If we have a recursion relation defined as $a_n = 3a_{n-1}+1$ with $a_1=1$ then find the general formula for $a_n$ in terms of $n$ with a(1) = 1.
So far I have:
$a_n = 3a_{n-2}+1+1 = 3a_{n-3}+1+1+1 = 3a_{n-4}+1+1+1+1$
I'm unsure of where to go from here to find the solution.
On
Let's prove by induction that:
$$a_n = \frac{3^n-1}{2}$$
For $n = 1$, we have $\frac{3^1-1}{2} = 1 = a_1$. So that's good so far.
Assume our formula holds for $1\leq k \leq n$. Then:
$$a_{n+1} = 3a_n + 1 = 3\frac{3^n-1}{2} + 1 = \frac{3^{n+1}-3+2}{2} = \frac{3^{n+1}-1}{2}$$
Wich is what we wanted to prove.
($a_n = 1 + 3 + 9 + \ldots + 3^{n-1}$. This is called geometric series.
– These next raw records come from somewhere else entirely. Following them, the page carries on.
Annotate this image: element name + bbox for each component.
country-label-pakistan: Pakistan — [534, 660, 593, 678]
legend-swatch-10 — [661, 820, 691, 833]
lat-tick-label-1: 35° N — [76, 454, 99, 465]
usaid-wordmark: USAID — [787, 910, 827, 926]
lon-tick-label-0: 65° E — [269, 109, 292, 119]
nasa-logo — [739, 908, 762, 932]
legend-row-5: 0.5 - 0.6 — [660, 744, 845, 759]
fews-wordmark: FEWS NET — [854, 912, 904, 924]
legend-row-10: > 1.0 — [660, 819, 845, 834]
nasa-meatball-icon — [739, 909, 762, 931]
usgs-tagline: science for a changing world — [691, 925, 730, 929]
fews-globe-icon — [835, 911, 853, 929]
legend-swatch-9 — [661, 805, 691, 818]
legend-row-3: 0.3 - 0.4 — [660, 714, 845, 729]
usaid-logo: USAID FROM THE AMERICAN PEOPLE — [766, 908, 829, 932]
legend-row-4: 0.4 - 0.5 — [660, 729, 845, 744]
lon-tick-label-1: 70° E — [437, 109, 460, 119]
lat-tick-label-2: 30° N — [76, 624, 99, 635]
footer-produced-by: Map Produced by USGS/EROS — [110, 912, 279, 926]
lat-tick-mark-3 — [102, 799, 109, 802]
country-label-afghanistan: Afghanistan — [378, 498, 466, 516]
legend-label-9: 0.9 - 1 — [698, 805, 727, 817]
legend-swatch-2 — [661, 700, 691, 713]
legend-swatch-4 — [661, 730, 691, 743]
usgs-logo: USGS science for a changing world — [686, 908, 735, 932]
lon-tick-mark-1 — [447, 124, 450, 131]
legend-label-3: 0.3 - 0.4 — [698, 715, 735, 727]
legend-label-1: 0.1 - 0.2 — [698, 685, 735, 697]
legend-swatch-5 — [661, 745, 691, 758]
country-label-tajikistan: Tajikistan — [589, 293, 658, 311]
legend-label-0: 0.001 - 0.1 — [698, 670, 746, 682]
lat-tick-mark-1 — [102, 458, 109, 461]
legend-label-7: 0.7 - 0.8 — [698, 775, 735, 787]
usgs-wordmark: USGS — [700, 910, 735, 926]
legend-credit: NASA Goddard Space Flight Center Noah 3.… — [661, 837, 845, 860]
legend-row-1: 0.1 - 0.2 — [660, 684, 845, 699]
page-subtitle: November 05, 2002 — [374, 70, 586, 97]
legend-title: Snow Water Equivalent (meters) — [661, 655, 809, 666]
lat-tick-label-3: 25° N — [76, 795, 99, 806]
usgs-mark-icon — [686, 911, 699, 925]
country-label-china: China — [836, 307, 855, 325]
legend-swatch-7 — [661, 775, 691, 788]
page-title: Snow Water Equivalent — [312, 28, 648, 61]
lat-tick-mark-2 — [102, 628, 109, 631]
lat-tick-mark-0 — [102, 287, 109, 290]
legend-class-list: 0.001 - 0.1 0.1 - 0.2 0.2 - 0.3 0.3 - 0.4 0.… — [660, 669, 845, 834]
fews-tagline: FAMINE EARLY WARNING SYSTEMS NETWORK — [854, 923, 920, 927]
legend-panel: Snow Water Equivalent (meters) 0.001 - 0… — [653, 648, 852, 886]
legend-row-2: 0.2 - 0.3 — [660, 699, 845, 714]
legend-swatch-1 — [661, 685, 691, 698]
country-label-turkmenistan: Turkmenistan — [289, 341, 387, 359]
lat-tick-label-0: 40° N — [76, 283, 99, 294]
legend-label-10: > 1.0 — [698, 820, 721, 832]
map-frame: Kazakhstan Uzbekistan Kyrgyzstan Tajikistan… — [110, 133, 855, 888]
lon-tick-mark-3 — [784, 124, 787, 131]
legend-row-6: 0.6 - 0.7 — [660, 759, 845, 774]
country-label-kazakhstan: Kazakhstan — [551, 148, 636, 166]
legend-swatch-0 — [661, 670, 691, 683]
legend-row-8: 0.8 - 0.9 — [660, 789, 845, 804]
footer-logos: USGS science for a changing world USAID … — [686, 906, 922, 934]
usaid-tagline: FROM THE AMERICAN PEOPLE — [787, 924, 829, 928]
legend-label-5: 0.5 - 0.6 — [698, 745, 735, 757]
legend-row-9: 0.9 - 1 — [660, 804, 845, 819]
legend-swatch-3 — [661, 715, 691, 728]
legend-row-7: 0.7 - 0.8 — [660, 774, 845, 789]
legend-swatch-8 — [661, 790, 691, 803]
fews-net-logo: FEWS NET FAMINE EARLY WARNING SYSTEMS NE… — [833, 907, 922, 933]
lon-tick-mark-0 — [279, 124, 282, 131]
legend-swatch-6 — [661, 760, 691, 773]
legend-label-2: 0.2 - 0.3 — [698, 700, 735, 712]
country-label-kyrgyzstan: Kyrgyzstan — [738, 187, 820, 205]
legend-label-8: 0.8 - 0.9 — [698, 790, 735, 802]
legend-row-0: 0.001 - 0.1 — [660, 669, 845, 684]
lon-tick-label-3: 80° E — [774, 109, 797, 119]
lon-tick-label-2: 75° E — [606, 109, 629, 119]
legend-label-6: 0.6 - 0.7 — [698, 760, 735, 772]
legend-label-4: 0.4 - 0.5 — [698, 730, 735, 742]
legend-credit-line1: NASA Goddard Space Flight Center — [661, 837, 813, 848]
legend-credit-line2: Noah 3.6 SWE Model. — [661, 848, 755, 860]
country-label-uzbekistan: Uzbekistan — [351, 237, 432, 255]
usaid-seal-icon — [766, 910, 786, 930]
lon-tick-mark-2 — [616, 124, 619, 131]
You can find quite a lot of info about it).
On
Inductions and guessing are good, but it's better to handle problems like this in a more fundamental way, i.e. using generating function. It's harder but in the long run it is an invaluable tool for recurrences and much more. So you got $$ a_{n+1} = 3 a_n +1 $$ Define $G(z) = \sum_{k=0}^{\infty} a_k z^k$. Now multiply both sides of the equation by $z^k$ and sum over $k$. On the RHS you get $3 G(z) + \frac{1}{1-z}$. On LHS after a bit of algebra you get $\frac{G(z) - a_0}{z}$. Now after some rearrangement you get $$ G(z) = \frac{a_0}{1-3z} + \frac{z}{(1-3z)(1-z)} = \frac{\frac{1}{2}-a_0}{1-3z} - \frac{1}{2(1-z)} =(\frac{1}{2}- a_0) \sum_{k=0}^{\infty} 3^k z^k - \frac{1}{2}\sum_{k=0}^{\infty} z^k $$ Now all you need to do is combine coefficients to get the value of the $\text{n}^{\text{th}}$ term: $$ a_n = \frac{(1-2 a_0)3^{n}-1}{2} $$ If $a_0=0$, you get $$ a_n = \frac{3^n -1}{2} $$
On
There is a direct method for solving problems of this kind. I'll give the general case and then apply it to this specific example.
Let our sequence be of the form $a_n = \alpha a_{n-1} + \beta$ for $\alpha, \beta\in\mathbb{R}$, then by repeated substitution we obtain \begin{align*} a_n &= \alpha a_{n-1} + \beta \\ &= \alpha^2a_{n-2} + \alpha\beta + \beta\\ &= \alpha^3a_{n-3} + \alpha^2\beta + \alpha\beta + \beta\\ &\;\,\vdots \\ &= \alpha^{n-1}a_1 + \sum_{i=0}^{n-2}\beta\alpha^i \end{align*} so when $\alpha = 1$ then $a_n = a_1 + (n-1)\beta$ and when $\alpha\ne 1$ then we apply the formula for the geometric partial sum and obtain
$$ a_n = \alpha^{n-1}a_1 +\beta\frac{\alpha^{n-1} - 1}{\alpha - 1} $$
In our case $\alpha = 3, \beta = 1$ and $a_1 = 1$, so substituting these in and simplifying gives
$$ a_n = \frac{3^n - 1}{2} $$
The good thing about doing it this way is that you can instantly see not only which sequences converge, but also what their limit is. The sequence $a_n=\alpha a_{n-1} + \beta$ converges if and only if $|\alpha|<1$ and the limit is
$$\lim_{n\to\infty}a_n = \sum_{i=0}^\infty\beta\alpha^i = \frac{\beta}{1-\alpha}$$
This is because when $|\alpha|<1$ then $\alpha^{n-1}$ goes to $0$, killing the $\alpha^{n-1}a_1$ term, and it is the radius of convergence for the geometric series. So in particular your sequence diverges. I know convergence wasn't part of the question but it's useful to know!
Note that $$a_{n}+\frac 12=3\left(a_{n-1}+\frac 12\right).$$ So, letting $b_n=a_n+1/2$, we get $$b_n=3b_{n-1}.$$ Since $b_1=a_1+1/2=3/2$, we have $$b_n=\frac 32\cdot 3^{n-1}=\frac{3^n}{2}.$$ Hence, we have $$a_n=\frac{3^n}{2}-\frac 12=\frac{3^n-1}{2}.$$